Menurutnya, berdasarkan pandangan Islam seluruh tindak-tanduk harus ada pertimbangan yang berkaitan dengan aspek etis dan tidak etis, serta etika dan estetika.
“Dari sisi agama Islam kalau kita berbuat sesuatu tidak dilihat hanya dari sisi boleh dan tidak boleh, halal atau haram tapi harus ada pertimbangan lain yang berkaitan dengan etis dan tidak etis, etika dan estetika,” katanya.
Mengibaratkan dengan makanan, Abdul Mu’ti mengingatkan bahwa ihwal etika juga ditekankan oleh Islam sebagai panduan hidup bangsa yang beradab.
“Dalam konteks makanan misalnya, itu kan ada ayat yang menegaskan agar kita senantiasa makan makanan yang halal dan tayib. Halal itu berkaitan dengan aspek legal, boleh dan tidak boleh dari aspek hukumnya tapi juga harus tayib, yaitu dampak dari makanan itu,” katanya.
Sekretaris Umum Pimpinan Pusat Muhammadiyah itu lantas memaparkan ilustrasi sederhana terkait orang kaya yang memilih hidup sederhana bukan karena pelit atau ingin berhemat, tetapi karena kesadaran bahwa banyak orang yang tidak mendapatkan akses seperti dirinya.
Akibat kesadaran tersebut, maka orang kaya itu memilih hidup sederhana meskipun ia bisa berfoya-foya dan tidak ada yang melarang.

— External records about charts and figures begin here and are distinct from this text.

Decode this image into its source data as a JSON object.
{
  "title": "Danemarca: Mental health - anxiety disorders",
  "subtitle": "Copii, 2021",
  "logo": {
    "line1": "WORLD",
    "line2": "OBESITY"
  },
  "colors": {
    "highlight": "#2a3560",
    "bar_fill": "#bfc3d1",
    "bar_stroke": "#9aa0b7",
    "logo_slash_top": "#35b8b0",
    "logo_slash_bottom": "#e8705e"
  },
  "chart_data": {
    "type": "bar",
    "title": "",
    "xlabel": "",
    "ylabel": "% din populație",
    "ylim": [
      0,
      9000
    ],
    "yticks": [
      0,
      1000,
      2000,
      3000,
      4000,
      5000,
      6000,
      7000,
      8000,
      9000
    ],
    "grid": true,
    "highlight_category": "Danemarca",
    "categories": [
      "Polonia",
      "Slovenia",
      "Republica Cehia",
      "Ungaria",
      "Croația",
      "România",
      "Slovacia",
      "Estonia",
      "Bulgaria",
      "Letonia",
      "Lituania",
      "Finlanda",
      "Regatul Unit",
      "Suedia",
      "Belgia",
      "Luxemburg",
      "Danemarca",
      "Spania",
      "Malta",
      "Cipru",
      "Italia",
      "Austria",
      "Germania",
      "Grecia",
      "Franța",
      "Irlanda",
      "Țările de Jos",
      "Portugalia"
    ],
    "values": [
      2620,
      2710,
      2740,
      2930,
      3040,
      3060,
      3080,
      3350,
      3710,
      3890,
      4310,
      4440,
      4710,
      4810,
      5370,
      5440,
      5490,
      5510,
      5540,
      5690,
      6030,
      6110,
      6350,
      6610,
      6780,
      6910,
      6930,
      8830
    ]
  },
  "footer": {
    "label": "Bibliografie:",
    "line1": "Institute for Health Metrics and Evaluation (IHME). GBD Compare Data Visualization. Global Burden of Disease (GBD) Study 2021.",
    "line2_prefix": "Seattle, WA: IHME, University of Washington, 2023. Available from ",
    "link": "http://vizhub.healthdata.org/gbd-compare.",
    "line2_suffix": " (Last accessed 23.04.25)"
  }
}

Dilansir Pikiran-Rakyat.com
“Nah, ini saya sebut sebagai pertimbangan etis. Bukan boleh dan tidak boleh semata-mata tapi etis dan tidak etis karena dia berpikir tidak hanya mengenai dirinya tapi juga dia berpikir tentang orang lain yang dia tidak seberuntung dirinya itu,” kata Abdul Mu’ti. (pr)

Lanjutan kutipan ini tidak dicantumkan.